Spanish cryptocurrency exchange 2gether has announced that it won’t compensate users for the full amount of bitcoin (BTC) and ether (ETH) stolen in August 2020. The exchange said that almost 5,000 of its customers will receive their cryptos under the compensation plan.
Company Asks 9% of Its Users for More Time to Gather the Remaining Funds
According to the announcement, 91% of the users will be fully compensated as part of the firm’s capital round to gather enough funds for the purpose.
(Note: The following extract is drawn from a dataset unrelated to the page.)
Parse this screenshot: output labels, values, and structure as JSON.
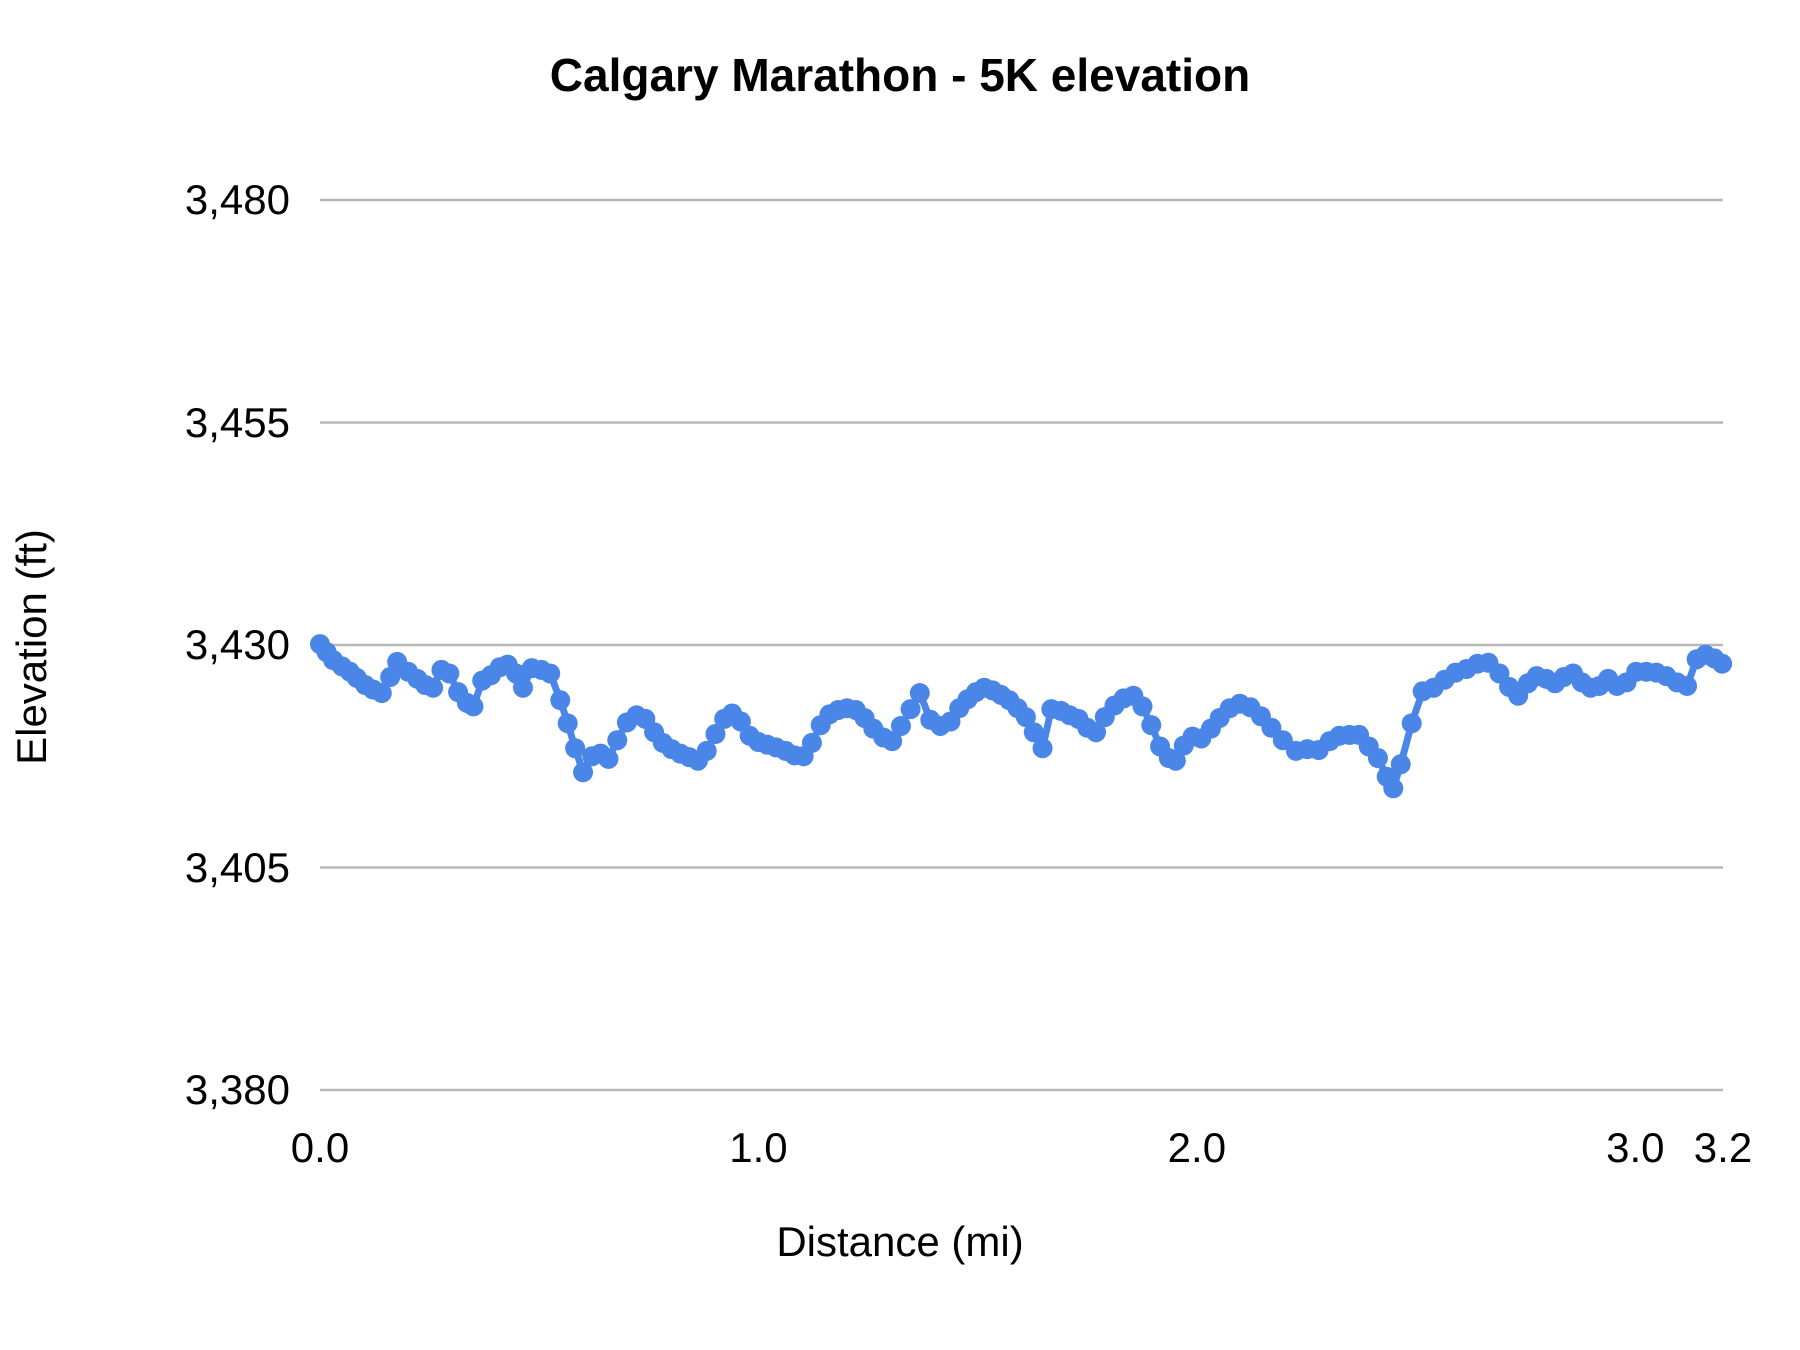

The crypto exchange argues that it cannot pay the full amount because of the higher prices seen in BTC and ETH.
However, the company offered some solutions to the 9% of users affected by the measure:
The company has offered these users the best solution it can reach with the funds raised in this round — a solution that involves replacing a maximum of 99% of the BTC and ETH stolen and not converted, and at a minimum, the value in euros that was lost at the cyberattack time. It excludes what was converted into capital or 2GT tokens, depending on the amount stolen in each case.
Customers can choose to either accept or reject the proposal made by 2gether. If the users decide to reject the mentioned solution, the exchange asks them to give the company “more time to try recovering the total amount of funds as soon as possible.”
Still, per a statement sent to news.Bitcoin.com, 2gether clarified that they’re “aiming to reimburse the full amount for everyone.”
The Spanish crypto firm also said it will enable a feature in its app to allow users to proceed with the solution offered. However, the company didn’t provide a timeline to obtain the remaining funds for the full compensation.
Per a newsletter sent via email to all 2gether customers, the capital round gathered over 1.5 million euros ($1.8 million).
Controversy on Social Media After the Announcement
However, the announcement sparked controversy among the crypto exchange’s customers on social media. On Twitter, a user expressed his disappointment on the matter:
Total disappointment. When subtracting the funds, you take from us all equally (well, not those who had BTC and ETH). Now it’s time to return, and you decide to shut up, giving everything back to some, to others 60% and to others between 30% and the rest to be paid in 4 years. Was this the fair thing to do?
On Aug. 1, 2020, 2gether suffered a cyberattack that affected several crypto trading accounts. At the time, the amount stolen by the hackers was over 1 million euros ($1.2 million as of press time).